Reisner nodded. “I’d be more than happy to pick them up for you.”
“I thought so. But don’t go hauling them all back to Interpol. Some of those artifacts belong to me personally.” I frowned. “Some may belong to you personally, too.” I had no idea if she’d inherited tiles, as well. “Go to Naples. Get on the Circumvesuviana train line. Get off at the Pompeii Scavi. I left a navy-blue blanket hidden in the ceiling above the toilets. You’ll know it when you see the Adriano logo on the blanket.”
I heard her wish me luck as I ran toward the water access. I had to slide down between the rocks, digging my heels into the ground to keep from plunging down to the water. Once the Adrianos found out I hadn’t delivered the real tiles, they’d never stop hunting me. I’d have to die to escape them.
I have to die.
I wished I could tell Eric. I wished I could say goodbye to him. As long as he was a man of his word, there would be nothi
ng for either of us to worry about.
“Ha!” Algernon shot up in front of me, grabbing my arm, spinning me around. I punched him hard in the nose, not once but twice. His face contorted and he raised a fist…then sank at my feet.
Reisner stood behind him, a big rock in her grip. “Go!” she urged. “Now!”
I pounced into the boat and started the motor before my feet were firmly on the floor. Within seconds I was out in open water, looking back at the palazzo on the hill and the four towers. I circled the boat back around, not so close as to be hit if they decided to shoot but close enough that they would know who it was.
As soon as I saw more men appear on the towers, I tugged off the red sweater and tied the arms to the steering wheel, letting the bright red flap in the wind beside me. Then I turned the boat toward the rocks, going faster and faster and faster—
At the last possible moment, I slipped over the edge and let the water cover me.
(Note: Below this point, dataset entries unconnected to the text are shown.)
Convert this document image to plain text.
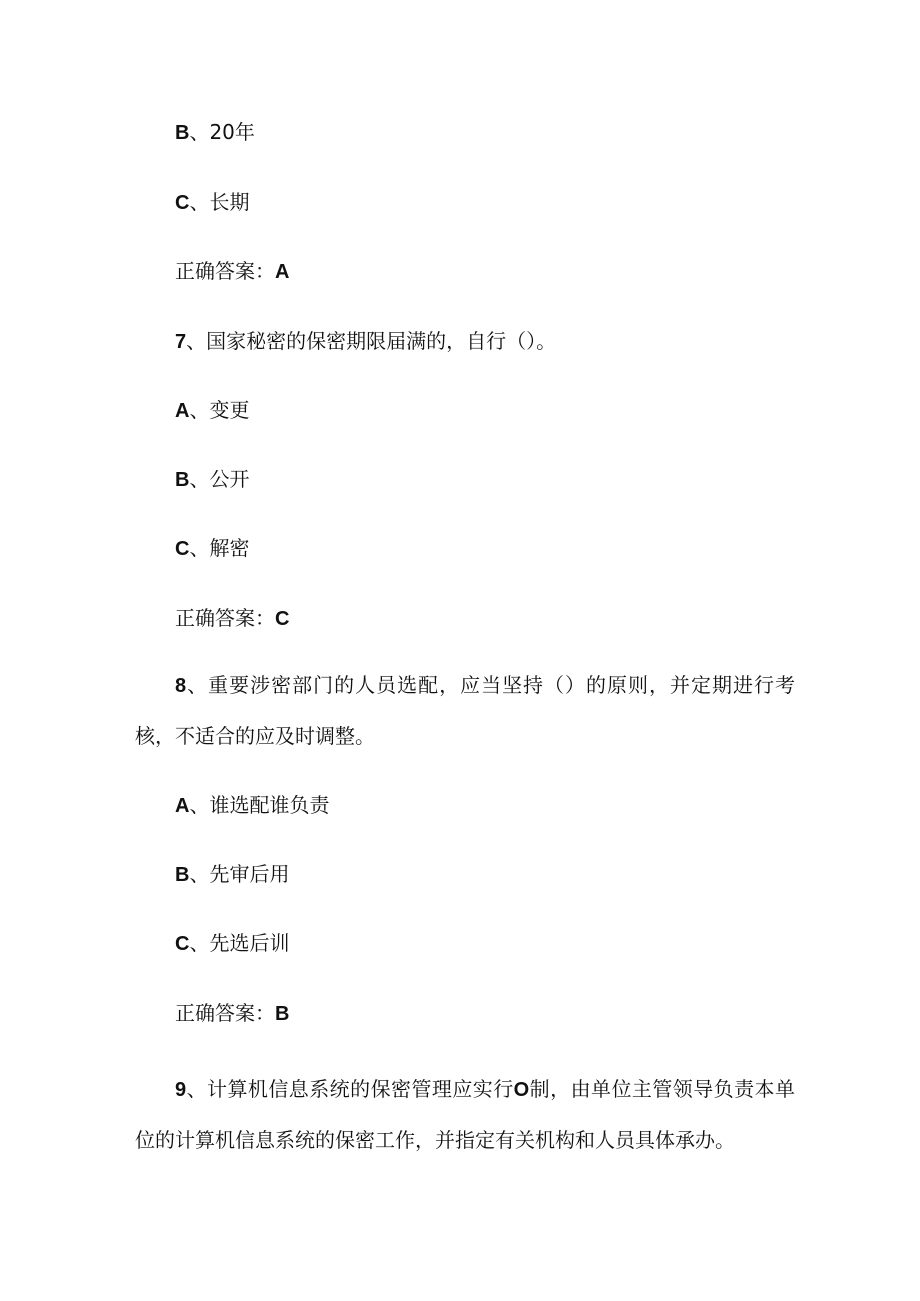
B、20年
C、长期
正确答案：A
7、国家秘密的保密期限届满的，自行（）。
A、变更
B、公开
C、解密
正确答案：C
8、重要涉密部门的人员选配，应当坚持（）的原则，并定期进行考核，不适合的应及时调整。
A、谁选配谁负责
B、先审后用
C、先选后训
正确答案：B
9、计算机信息系统的保密管理应实行O制，由单位主管领导负责本单位的计算机信息系统的保密工作，并指定有关机构和人员具体承办。
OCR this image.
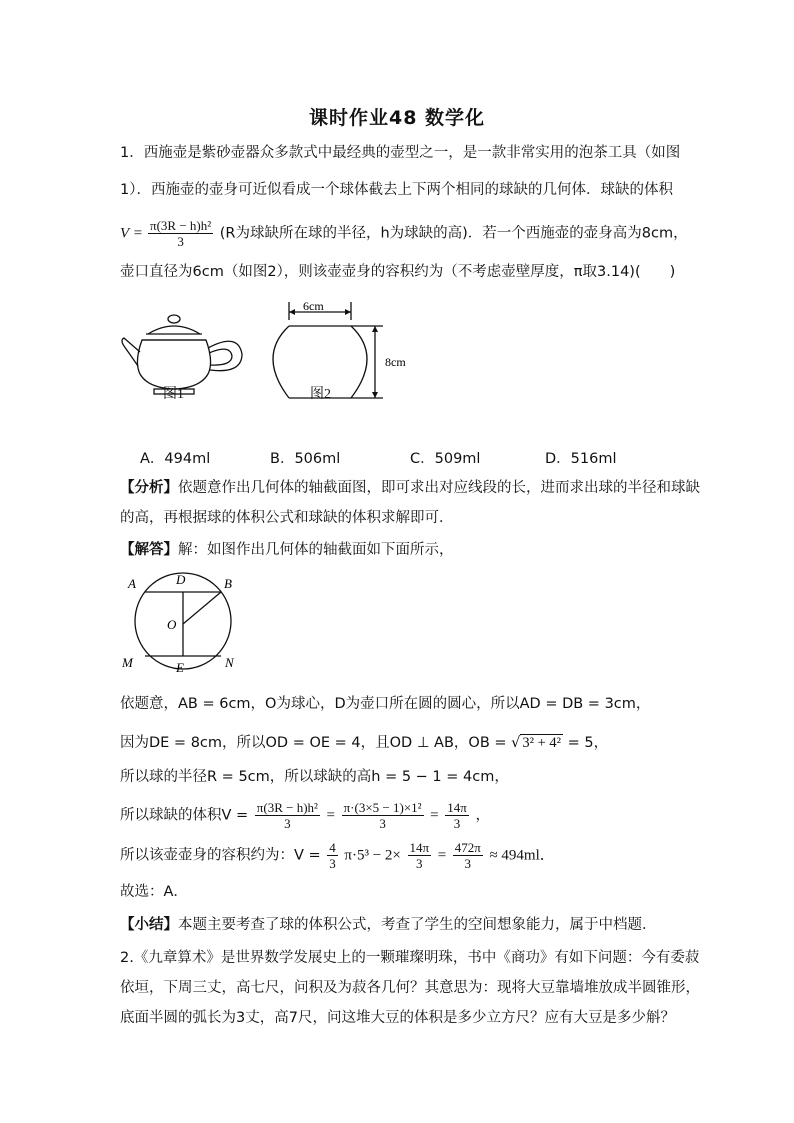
课时作业48 数学化
1．西施壶是紫砂壶器众多款式中最经典的壶型之一，是一款非常实用的泡茶工具（如图
1）．西施壶的壶身可近似看成一个球体截去上下两个相同的球缺的几何体．球缺的体积
$V = \frac{\text{π(3R − h)h²}}{3} (R$为球缺所在球的半径，h为球缺的高)．若一个西施壶的壶身高为8cm，
壶口直径为6cm（如图2），则该壶壶身的容积约为（不考虑壶壁厚度，π取3.14)(　　)
图1
6cm
8cm
图2
A．494ml	B．506ml	C．509ml	D．516ml
【分析】依题意作出几何体的轴截面图，即可求出对应线段的长，进而求出球的半径和球缺
的高，再根据球的体积公式和球缺的体积求解即可．
【解答】解：如图作出几何体的轴截面如下面所示，
A	D	B
O
M	E	N
依题意，AB = 6cm，O为球心，D为壶口所在圆的圆心，所以AD = DB = 3cm，
因为DE = 8cm，所以OD = OE = 4，且OD ⊥ AB，OB = √ 3² + 4² = 5，
所以球的半径R = 5cm，所以球缺的高h = 5 − 1 = 4cm，
所以球缺的体积$V = \frac{\text{π(3R − h)h²}}{3} = \frac{\text{π·(3×5 − 1)×1²}}{3} = \frac{14\pi}{3}$ ，
所以该壶壶身的容积约为：$V = \frac{4}{3} \pi\cdot 5^3 - 2\times \frac{14\pi}{3} = \frac{472\pi}{3} \approx 494ml$．
故选：A．
【小结】本题主要考查了球的体积公式，考查了学生的空间想象能力，属于中档题．
2.《九章算术》是世界数学发展史上的一颗璀璨明珠，书中《商功》有如下问题：今有委菽
依垣，下周三丈，高七尺，问积及为菽各几何？其意思为：现将大豆靠墙堆放成半圆锥形，
底面半圆的弧长为3丈，高7尺，问这堆大豆的体积是多少立方尺？应有大豆是多少斛？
Plumes of fire exploded above me, and I knew I had a long swim ahead to my rebirth.
Chapter 18
Six weeks later
London, England
I was late. Train service from Paris had been disrupted, and the London Underground had been closed down for nearly a day due to a gas leak of some sort. But Robert’s flat looked inviting as I strolled toward the stoop.
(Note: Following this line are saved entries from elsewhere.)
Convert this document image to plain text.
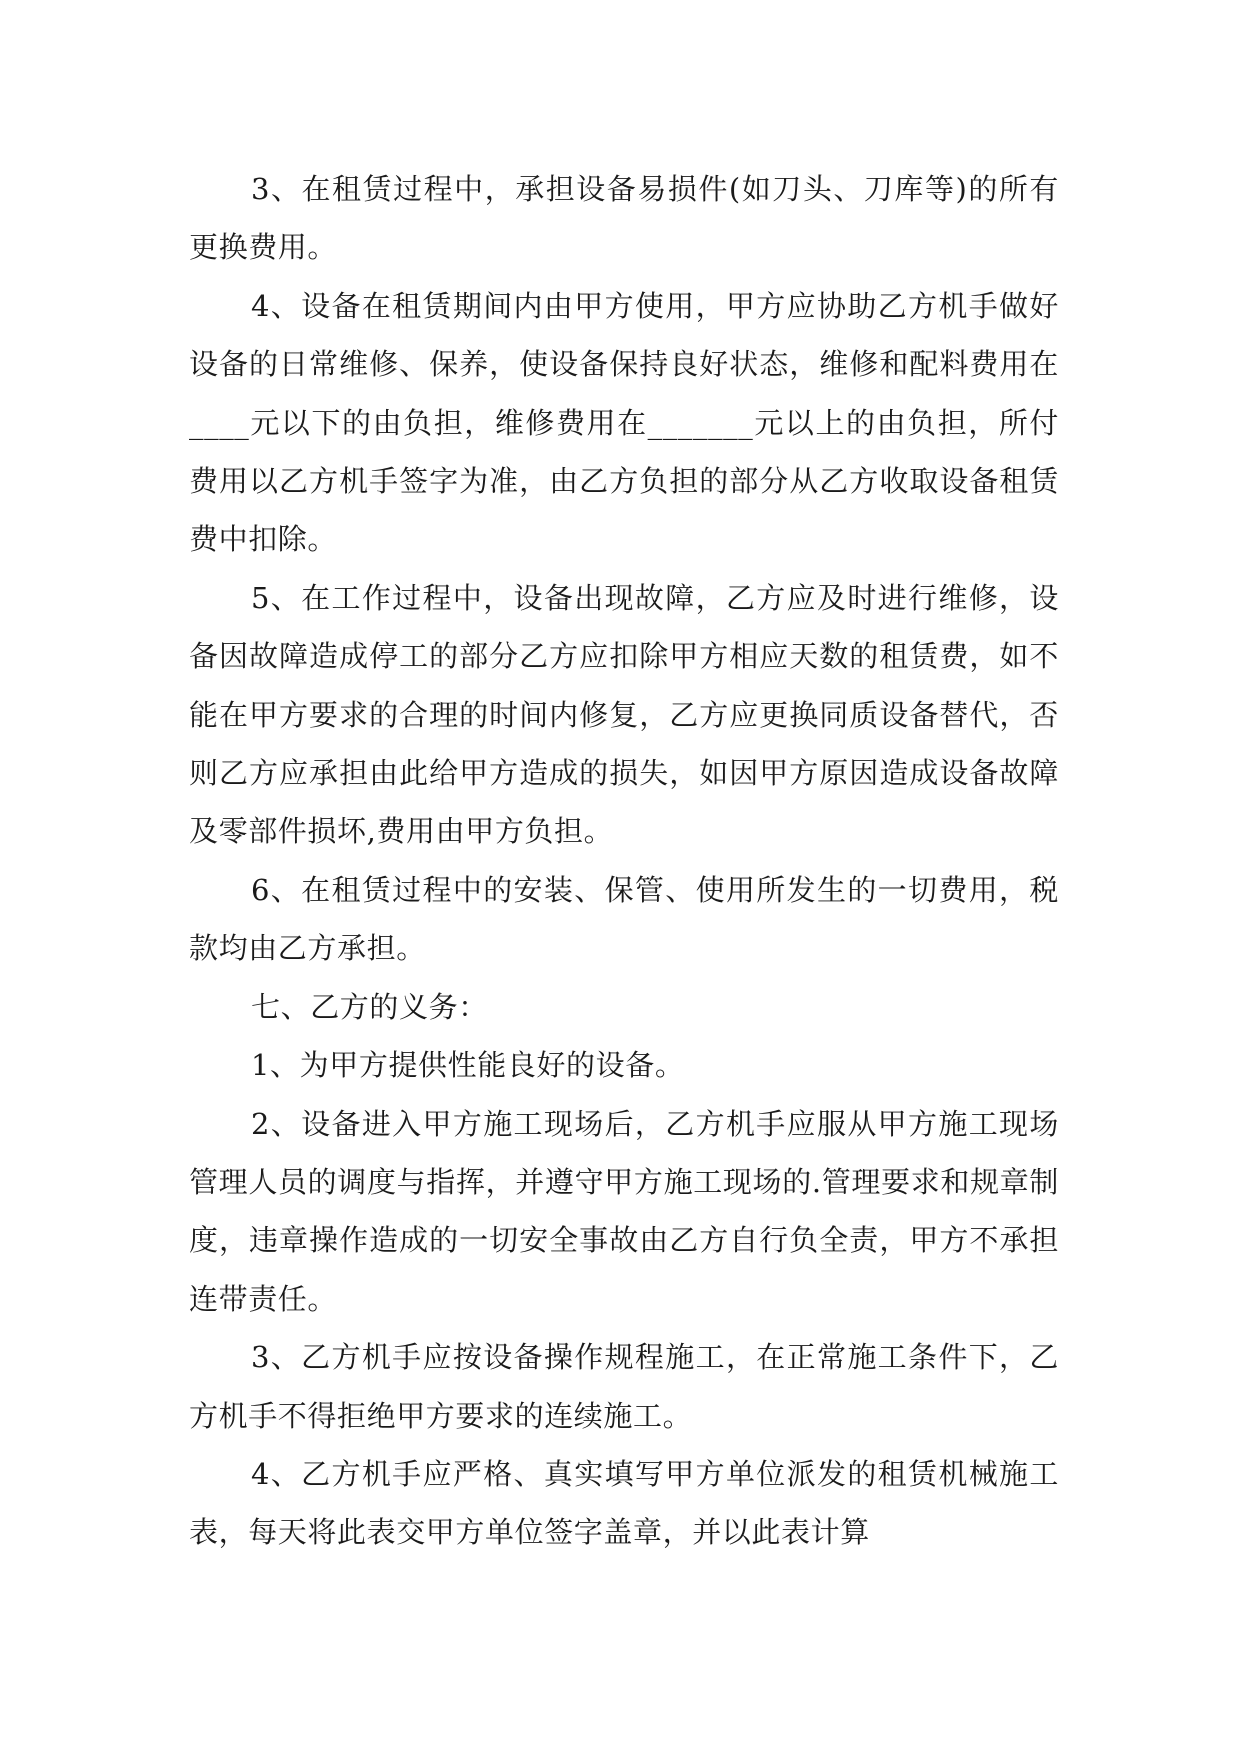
3、在租赁过程中，承担设备易损件(如刀头、刀库等)的所有更换费用。

4、设备在租赁期间内由甲方使用，甲方应协助乙方机手做好设备的日常维修、保养，使设备保持良好状态，维修和配料费用在____元以下的由负担，维修费用在_______元以上的由负担，所付费用以乙方机手签字为准，由乙方负担的部分从乙方收取设备租赁费中扣除。

5、在工作过程中，设备出现故障，乙方应及时进行维修，设备因故障造成停工的部分乙方应扣除甲方相应天数的租赁费，如不能在甲方要求的合理的时间内修复，乙方应更换同质设备替代，否则乙方应承担由此给甲方造成的损失，如因甲方原因造成设备故障及零部件损坏,费用由甲方负担。

6、在租赁过程中的安装、保管、使用所发生的一切费用，税款均由乙方承担。

七、乙方的义务：

1、为甲方提供性能良好的设备。

2、设备进入甲方施工现场后，乙方机手应服从甲方施工现场管理人员的调度与指挥，并遵守甲方施工现场的.管理要求和规章制度，违章操作造成的一切安全事故由乙方自行负全责，甲方不承担连带责任。

3、乙方机手应按设备操作规程施工，在正常施工条件下，乙方机手不得拒绝甲方要求的连续施工。

4、乙方机手应严格、真实填写甲方单位派发的租赁机械施工表，每天将此表交甲方单位签字盖章，并以此表计算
Had I not stayed too long in Paris with Cat and Analise Reisner—who I now knew as Ana—I might have made it to Robert’s flat two days ago. Both women had helped me locate a safe house and make some real plans for the future, plans that included both Europe and North America. In the six weeks since I’d confiscated the tiles, not a single rainstorm had threatened the Italian countryside. The three of us had celebrated a victory over the Adrianos. If they were responsible for the scientifically induced bad weather, we now had the tiles and their energy far from the ley lines at the palazzo. We weren’t sure whether they had used the energy to create storms, but since the weather had improved, we assumed they didn’t have the needed energy stored for another attempt. The only thing we were sure of was that the storm had stopped.